CMB anisotropies induced by tensor modes in Massive Gravity

TL;DR

This paper investigates how massive gravitons in Massive Gravity theories influence CMB anisotropies, identifying a mass threshold below which tensor modes mimic those in General Relativity and highlighting potential observational signatures in the CMB spectrum.

Contribution

It demonstrates the conditions under which tensor modes in Massive Gravity differ from GR and predicts observable effects on the CMB anisotropy spectrum for certain graviton masses.

Findings

Tensor modes are indistinguishable from GR for masses below 10^{-66}g.

Massive gravitons with masses around 10^{-27} to 10^{-26}cm^{-1} affect low multipoles in the CMB.

CMB measurements could potentially detect or constrain graviton mass.

Abstract

We study Gravitational Waves (GWs) in the context of Massive Gravity, an extension to General Relativity (GR) where the fluctuations of the metric have a nonzero mass, and specifically investigate the effect of the tensor modes on the Cosmic Microwave Background (CMB) anisotropies.
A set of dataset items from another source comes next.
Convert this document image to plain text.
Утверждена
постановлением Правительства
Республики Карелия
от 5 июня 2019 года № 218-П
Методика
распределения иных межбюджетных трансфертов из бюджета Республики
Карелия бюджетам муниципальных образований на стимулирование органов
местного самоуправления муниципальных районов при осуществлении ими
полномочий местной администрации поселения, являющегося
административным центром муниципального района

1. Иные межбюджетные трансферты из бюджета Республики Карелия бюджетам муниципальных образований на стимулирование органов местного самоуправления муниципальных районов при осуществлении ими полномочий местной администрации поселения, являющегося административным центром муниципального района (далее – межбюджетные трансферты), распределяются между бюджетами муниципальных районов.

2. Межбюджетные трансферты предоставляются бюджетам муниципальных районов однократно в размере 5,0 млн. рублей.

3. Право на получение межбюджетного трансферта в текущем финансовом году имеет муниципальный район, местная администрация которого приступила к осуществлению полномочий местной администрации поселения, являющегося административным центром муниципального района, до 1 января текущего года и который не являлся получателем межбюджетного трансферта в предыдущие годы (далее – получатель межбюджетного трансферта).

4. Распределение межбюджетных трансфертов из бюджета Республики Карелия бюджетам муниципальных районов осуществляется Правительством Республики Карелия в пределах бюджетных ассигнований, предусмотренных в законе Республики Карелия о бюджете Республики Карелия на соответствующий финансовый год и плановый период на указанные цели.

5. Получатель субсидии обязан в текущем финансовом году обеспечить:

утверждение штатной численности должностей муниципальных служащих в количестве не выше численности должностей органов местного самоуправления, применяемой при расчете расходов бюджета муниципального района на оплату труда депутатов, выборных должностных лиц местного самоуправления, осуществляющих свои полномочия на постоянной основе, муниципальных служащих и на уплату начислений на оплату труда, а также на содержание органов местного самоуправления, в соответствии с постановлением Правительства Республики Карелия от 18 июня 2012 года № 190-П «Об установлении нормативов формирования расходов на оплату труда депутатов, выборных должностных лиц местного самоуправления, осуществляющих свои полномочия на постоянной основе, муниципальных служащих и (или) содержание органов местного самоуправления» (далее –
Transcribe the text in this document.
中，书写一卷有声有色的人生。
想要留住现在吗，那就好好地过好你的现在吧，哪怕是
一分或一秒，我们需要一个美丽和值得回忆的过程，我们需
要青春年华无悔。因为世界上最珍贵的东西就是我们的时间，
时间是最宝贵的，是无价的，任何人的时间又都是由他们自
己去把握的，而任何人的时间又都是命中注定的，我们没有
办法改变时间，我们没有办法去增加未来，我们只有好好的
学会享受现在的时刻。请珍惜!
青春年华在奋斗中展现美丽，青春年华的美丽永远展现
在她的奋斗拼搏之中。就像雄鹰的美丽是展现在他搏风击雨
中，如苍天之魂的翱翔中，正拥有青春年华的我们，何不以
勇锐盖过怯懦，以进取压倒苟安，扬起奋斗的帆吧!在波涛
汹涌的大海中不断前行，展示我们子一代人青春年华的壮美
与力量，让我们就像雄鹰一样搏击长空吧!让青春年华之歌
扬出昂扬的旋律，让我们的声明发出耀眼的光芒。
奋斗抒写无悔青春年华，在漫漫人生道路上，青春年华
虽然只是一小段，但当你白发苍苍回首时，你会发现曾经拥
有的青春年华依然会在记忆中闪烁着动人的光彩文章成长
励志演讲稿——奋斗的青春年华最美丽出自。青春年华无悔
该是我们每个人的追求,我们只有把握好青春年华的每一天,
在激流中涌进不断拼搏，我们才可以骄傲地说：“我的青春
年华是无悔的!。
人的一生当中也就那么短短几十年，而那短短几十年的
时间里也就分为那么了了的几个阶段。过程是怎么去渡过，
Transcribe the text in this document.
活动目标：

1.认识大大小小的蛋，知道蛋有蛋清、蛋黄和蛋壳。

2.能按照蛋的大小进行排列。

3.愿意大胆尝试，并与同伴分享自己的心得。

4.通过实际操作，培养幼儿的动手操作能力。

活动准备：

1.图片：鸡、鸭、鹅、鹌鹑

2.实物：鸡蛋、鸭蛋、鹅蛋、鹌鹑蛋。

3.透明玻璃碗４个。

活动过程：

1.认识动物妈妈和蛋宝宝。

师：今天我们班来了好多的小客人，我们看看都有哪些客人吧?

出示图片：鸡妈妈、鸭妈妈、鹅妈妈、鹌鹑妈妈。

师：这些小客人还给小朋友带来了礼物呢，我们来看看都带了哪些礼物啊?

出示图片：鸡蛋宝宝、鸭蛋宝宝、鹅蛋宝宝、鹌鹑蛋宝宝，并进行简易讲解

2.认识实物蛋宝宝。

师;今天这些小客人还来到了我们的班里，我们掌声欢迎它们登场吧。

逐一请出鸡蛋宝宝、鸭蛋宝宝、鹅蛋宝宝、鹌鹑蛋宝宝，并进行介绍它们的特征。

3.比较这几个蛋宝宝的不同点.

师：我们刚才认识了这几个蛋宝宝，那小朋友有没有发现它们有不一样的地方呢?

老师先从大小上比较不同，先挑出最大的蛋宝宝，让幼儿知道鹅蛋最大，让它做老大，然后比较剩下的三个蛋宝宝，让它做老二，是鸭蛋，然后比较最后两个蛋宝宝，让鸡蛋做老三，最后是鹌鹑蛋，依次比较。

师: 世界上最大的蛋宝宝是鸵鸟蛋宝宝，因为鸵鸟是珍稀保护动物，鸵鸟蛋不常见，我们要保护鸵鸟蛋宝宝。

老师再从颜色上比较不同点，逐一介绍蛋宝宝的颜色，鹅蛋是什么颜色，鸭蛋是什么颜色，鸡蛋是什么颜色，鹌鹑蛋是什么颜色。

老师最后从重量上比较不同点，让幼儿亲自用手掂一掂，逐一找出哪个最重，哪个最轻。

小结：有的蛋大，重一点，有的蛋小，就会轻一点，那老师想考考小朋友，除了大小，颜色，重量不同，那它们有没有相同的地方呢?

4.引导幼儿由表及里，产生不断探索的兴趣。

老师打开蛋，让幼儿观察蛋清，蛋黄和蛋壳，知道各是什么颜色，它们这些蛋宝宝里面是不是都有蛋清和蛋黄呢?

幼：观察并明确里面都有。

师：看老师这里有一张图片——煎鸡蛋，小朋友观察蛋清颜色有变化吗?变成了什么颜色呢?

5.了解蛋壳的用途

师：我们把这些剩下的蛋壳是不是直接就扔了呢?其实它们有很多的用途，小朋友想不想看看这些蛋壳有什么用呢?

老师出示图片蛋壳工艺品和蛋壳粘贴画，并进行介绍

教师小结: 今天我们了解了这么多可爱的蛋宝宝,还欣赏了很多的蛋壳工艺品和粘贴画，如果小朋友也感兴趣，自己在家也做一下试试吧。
We first study the time evolution of the tensor modes in Massive Gravity and show that there is a graviton mass limit $m_l=10^{-66}g\sim 10^{-29}cm^{-1}$, so that for masses $m\leq m_l$ the tensor perturbations in Massive Gravity are indistinguishable from the corresponding ones in GR. Also, we show that short wavelength massive modes behave almost indistinguishably from their massless counterparts. Later on, we show that massive gravitons with masses within the range $m= 10^{-27}cm^{-1}$ - $m=10^{-26}cm^{-1}$ would leave a clear signature on the lower multipoles ($\ell< 30$) in the CMB anisotropy power spectrum. Hence, our results show that CMB anisotropies measurements might be decisive to show whether the tensor modes are massive or not.